In the past decade the Bond franchise has found itself in the unenviable
position of competing with the resurgent Mission Impossible series. After a
thrilling opening, No Time to Die appears to admit defeat,
with a puzzling absence of action set-pieces until an uninspiring climactic
assault on the baddies' stronghold. Fukunaga pulls off one of his trademark
"oner" unbroken shots, but it's one of the least exciting examples of the
technique I've seen and feels like Fukunaga did it simply because the budget
allowed him to rather than because it was right for the sequence.
Fukunaga is best known for his work in prestige American TV, and for much
of its running time No Time to Die resembles such a show.
Compared to the last Mission Impossible movie it might as well be an episode
of 24. Gone is the globetrotting we expect from a Bond movie, with most of the
story taking place in various rooms around London as Bond asks a lot of
people a lot of questions and gets a lot of plot explained in return. Like
modern American TV shows, it's constructed in a manner that keeps us
watching because it teasingly convinces us something exciting is in store
after the next commercial break. At one point Bond retrieves his car from
storage, making us think we're in for a high octane car chase which never
materialises. When a helicopter appears in the sky above Bond's car we
expect a Spy Who Loved Me style chopper versus car set-piece
but again, it never happens. Anyone who goes to a Bond movie solely for
action sequences (and I expect that's a large percentage of the audience)

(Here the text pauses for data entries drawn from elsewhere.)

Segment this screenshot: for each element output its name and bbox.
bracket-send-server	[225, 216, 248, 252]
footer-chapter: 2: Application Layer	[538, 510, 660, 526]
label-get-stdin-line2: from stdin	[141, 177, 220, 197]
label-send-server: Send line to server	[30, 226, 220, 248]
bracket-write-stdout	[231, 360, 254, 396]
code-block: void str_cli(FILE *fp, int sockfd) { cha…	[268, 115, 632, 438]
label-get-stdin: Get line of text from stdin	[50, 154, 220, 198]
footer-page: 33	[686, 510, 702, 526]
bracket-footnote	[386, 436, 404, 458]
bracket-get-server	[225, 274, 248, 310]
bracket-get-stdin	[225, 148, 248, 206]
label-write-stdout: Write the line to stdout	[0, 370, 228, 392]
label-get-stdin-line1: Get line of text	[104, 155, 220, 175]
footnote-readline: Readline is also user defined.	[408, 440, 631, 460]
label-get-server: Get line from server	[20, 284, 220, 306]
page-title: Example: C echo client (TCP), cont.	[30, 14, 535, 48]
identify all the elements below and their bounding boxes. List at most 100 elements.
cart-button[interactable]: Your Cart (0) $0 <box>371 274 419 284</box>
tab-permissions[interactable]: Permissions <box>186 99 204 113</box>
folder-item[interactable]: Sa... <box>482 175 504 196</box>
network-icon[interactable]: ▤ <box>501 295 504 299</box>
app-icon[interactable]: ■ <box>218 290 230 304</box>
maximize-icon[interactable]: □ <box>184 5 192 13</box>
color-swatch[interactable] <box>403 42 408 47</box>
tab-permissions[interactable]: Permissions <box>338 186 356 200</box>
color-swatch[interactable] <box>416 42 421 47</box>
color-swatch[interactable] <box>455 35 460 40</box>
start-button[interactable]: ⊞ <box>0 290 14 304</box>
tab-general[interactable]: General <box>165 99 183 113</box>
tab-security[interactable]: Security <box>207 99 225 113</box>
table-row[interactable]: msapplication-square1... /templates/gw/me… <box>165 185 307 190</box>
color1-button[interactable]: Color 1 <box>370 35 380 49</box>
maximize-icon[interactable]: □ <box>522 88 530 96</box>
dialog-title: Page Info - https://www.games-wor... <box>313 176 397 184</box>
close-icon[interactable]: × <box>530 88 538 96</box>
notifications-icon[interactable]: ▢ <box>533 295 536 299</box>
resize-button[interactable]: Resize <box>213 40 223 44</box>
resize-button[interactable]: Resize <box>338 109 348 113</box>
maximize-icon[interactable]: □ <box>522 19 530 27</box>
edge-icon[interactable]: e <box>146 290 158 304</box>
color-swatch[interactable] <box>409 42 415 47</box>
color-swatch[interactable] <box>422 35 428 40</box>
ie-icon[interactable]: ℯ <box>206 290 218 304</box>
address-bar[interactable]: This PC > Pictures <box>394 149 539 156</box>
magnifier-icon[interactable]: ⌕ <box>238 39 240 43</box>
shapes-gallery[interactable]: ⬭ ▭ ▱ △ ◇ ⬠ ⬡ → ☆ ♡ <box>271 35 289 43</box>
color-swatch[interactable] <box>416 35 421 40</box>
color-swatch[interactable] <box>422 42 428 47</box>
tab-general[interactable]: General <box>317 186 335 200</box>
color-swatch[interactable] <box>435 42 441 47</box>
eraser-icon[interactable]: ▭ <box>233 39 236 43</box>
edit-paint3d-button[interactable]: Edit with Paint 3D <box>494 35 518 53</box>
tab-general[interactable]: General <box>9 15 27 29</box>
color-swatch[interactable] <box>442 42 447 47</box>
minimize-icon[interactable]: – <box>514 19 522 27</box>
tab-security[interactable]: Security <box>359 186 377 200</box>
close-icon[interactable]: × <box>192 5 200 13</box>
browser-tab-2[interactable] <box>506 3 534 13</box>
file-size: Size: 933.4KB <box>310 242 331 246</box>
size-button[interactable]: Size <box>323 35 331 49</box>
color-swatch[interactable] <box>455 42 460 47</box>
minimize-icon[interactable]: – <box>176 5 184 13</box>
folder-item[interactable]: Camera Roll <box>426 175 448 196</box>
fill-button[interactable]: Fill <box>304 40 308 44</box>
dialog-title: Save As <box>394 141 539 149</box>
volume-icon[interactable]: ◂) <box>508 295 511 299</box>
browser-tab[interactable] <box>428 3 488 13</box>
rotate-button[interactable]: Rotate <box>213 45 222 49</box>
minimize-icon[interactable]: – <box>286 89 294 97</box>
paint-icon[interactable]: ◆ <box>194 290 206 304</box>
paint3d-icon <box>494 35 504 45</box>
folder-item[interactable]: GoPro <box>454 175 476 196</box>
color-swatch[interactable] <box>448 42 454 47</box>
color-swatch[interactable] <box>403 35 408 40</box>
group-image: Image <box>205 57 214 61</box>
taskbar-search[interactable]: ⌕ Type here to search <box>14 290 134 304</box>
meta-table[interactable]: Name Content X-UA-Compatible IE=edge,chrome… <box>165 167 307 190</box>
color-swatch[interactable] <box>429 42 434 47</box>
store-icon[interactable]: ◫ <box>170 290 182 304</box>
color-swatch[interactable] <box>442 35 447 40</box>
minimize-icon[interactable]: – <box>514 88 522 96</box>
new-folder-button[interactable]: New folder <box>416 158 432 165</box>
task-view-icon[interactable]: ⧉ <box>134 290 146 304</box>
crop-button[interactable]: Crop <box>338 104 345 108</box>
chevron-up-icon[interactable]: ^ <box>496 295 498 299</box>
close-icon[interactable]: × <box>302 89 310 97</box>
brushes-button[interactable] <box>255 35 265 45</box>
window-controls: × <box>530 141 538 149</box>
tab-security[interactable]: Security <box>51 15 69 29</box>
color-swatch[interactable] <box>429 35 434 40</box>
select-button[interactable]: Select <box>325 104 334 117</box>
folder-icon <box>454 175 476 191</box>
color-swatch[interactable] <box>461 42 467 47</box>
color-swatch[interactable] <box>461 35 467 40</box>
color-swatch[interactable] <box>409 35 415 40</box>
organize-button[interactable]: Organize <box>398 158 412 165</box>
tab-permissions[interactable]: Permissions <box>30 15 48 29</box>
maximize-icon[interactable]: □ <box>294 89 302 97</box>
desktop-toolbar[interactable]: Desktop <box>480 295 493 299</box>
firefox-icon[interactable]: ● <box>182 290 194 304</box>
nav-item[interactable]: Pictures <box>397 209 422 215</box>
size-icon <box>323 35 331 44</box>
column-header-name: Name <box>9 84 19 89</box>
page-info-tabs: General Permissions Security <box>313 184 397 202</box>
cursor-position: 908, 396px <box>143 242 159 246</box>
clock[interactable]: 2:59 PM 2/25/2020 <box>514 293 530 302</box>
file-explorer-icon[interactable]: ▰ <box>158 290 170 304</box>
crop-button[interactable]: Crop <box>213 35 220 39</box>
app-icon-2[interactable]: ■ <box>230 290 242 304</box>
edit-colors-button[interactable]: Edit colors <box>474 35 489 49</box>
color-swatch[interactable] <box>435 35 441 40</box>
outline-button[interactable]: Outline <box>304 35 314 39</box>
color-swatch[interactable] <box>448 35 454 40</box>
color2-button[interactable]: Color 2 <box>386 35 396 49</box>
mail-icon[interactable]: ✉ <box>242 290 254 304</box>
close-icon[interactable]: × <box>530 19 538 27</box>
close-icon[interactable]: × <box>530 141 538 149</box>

will be scratching their heads for most of the movie.
No Time to Die isn't the best movie of the Craig era, but
it's the first one to stir my long suppressed childhood fondness for the
series. Maybe it's the manipulative use of the
OHMSS soundtrack, or the surprisingly sentimental ending, but
it did leave me wanting to revisit 007's greatest hits. I'm definitely
rewatching On Her Majesty's Secret Service this weekend.
No Time to Die is on Prime Video UK now.